Things clicked for Virgil. “The setting sun!”
“Exactly. He arrived, and your grandma, my mother, went west. Nanabush knows how to get there, and back. And now, maybe, he has developed an infatuation with your mom.”
“Oh my god! I just thought he wanted to move to Vancouver with her.”

Motorcycles and Sweetgrass is packed full of humor, good writing, nuanced characters, and outstanding story.

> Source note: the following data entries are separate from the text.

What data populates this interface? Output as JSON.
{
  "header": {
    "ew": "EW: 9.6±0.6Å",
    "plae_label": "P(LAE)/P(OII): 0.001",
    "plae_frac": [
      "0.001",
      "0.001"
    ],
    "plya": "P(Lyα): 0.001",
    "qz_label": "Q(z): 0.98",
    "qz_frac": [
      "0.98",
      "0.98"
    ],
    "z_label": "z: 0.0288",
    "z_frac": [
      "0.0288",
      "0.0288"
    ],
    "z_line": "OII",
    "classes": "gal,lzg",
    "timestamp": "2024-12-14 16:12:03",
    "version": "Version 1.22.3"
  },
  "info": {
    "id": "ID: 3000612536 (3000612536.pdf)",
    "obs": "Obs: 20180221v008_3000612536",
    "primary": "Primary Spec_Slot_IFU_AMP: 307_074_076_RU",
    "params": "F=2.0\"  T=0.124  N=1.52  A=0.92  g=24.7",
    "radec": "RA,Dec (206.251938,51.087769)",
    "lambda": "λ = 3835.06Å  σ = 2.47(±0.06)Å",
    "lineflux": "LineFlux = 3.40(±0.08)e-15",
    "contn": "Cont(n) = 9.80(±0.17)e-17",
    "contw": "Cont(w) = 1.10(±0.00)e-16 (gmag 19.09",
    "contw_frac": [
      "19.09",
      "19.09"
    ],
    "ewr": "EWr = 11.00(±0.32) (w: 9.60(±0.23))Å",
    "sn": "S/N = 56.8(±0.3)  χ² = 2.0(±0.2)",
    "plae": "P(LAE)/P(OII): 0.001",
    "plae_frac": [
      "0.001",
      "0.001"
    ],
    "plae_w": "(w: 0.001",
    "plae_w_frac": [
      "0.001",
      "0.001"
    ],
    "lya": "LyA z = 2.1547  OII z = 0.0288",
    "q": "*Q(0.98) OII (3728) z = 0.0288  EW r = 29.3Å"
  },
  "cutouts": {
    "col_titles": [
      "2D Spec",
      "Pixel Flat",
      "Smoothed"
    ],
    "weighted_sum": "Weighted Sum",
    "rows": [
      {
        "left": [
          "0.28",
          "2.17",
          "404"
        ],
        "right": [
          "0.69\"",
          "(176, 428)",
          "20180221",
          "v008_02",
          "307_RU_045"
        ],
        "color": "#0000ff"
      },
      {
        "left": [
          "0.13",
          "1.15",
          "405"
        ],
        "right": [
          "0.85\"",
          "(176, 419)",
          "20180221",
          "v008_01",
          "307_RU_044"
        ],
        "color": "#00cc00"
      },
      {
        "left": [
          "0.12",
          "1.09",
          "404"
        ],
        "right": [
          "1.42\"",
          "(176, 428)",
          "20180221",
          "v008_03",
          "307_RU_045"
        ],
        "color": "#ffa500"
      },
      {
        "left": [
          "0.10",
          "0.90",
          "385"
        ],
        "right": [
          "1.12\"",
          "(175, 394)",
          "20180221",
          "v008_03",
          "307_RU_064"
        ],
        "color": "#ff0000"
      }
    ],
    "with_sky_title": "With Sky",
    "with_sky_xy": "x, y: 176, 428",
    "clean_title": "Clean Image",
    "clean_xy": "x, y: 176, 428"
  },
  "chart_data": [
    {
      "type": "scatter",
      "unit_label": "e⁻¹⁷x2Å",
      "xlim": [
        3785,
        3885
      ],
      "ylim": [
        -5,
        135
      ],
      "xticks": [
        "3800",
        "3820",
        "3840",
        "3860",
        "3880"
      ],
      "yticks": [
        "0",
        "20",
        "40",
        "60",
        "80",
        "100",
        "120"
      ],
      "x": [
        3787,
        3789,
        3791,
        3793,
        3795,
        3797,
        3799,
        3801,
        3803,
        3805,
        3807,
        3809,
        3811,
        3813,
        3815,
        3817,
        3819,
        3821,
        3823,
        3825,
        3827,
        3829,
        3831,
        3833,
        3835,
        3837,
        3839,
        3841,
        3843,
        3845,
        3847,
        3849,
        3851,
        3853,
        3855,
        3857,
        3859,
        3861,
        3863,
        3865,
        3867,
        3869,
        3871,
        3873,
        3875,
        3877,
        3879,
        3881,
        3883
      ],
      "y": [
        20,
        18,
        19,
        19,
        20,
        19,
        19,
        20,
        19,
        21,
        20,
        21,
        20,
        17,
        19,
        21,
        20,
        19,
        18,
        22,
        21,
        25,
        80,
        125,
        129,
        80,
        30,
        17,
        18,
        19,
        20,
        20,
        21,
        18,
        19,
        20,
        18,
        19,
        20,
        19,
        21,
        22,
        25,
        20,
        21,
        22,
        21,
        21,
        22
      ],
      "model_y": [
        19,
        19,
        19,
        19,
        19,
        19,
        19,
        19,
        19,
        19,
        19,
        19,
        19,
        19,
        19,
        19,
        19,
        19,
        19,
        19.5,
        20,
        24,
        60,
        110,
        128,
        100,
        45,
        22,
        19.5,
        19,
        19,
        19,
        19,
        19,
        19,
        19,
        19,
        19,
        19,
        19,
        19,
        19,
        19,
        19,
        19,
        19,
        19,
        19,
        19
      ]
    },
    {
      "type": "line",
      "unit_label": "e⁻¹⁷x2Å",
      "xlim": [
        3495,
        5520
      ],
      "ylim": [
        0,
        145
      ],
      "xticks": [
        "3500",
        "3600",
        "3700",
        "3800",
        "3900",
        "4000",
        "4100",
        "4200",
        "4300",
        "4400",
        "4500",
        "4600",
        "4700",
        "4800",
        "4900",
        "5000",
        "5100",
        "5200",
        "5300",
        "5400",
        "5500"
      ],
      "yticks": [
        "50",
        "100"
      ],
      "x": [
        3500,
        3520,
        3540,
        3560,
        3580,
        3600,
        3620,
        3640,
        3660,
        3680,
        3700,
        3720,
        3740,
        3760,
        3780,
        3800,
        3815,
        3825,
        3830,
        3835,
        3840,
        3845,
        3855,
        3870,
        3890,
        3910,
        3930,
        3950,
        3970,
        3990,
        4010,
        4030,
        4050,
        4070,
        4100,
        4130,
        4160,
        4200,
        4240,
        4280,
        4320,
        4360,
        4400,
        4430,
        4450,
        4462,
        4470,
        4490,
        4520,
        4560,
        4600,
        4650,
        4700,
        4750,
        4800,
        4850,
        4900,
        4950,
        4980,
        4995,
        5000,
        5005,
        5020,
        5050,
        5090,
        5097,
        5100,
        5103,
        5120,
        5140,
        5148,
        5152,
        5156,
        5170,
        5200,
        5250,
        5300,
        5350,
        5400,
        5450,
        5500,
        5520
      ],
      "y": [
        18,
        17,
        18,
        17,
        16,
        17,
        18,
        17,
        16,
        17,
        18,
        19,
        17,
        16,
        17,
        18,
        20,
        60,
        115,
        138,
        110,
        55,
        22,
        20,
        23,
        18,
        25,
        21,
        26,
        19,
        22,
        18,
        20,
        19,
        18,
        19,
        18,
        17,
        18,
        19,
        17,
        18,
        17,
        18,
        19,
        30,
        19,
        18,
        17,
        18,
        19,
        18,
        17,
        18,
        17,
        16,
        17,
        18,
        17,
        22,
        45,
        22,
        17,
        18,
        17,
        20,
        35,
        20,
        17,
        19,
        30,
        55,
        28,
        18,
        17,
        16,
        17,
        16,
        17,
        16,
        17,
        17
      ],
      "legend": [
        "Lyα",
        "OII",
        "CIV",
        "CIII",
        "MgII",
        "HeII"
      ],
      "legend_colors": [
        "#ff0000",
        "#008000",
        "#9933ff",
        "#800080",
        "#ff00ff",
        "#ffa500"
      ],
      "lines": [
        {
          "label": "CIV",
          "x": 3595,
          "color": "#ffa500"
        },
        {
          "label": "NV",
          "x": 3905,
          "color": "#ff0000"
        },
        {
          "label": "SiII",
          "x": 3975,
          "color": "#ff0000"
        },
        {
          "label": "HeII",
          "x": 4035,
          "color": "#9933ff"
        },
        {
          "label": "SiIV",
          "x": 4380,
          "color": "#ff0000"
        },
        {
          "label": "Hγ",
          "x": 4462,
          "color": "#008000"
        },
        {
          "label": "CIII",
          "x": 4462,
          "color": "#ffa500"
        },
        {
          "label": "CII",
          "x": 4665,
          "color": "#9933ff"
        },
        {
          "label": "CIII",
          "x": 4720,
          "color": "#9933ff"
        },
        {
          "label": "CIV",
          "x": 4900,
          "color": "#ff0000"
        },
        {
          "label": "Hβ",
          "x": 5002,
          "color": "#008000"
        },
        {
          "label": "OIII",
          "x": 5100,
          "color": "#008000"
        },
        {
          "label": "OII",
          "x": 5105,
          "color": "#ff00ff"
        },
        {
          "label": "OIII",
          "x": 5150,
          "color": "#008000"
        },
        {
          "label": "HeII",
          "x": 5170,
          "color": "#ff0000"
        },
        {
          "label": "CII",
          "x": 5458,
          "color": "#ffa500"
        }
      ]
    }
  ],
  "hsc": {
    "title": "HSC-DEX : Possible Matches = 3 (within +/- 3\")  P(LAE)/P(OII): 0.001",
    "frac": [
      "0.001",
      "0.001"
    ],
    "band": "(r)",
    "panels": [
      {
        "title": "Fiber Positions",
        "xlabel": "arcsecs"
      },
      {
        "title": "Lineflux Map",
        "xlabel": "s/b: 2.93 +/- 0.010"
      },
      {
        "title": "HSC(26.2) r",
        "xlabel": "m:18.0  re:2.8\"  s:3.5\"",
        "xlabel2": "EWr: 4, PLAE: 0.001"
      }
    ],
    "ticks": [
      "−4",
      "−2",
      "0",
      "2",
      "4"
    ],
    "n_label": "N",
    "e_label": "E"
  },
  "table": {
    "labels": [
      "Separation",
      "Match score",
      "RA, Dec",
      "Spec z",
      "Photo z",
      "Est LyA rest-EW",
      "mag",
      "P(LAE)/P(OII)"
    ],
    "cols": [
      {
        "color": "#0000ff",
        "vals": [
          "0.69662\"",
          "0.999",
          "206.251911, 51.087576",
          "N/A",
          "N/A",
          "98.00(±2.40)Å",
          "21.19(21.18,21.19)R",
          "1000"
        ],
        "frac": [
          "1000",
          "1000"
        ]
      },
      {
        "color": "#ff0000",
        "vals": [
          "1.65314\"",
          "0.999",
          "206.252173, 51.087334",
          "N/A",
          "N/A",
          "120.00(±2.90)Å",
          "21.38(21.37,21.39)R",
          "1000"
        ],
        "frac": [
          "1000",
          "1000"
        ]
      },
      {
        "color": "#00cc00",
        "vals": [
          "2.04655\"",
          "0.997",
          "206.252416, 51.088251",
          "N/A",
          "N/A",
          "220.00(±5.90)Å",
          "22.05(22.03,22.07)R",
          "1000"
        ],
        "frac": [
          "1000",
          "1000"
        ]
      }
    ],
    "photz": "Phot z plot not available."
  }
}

The book even contains a conversation between Nanabush (John) and Jesus, albeit in the dream, where John says, “Hey, I read that book about you, your biography…that big black book everybody talks about…Needed an editor. No offence, but it went on forever.” Motorcycles and Sweetgrass has a strong appeal as a crossover book – Virgil is a grade-seven student in the novel (and Hayden Taylor jokily notes, “The bell curve was invented for boys like him), and is such a strong and likeable protagonist, comparable to those found in YA literature. It’s a great read, and there’s really so much going on in a Drew Hayden Taylor books, layers and layers of narrative and story to soak up.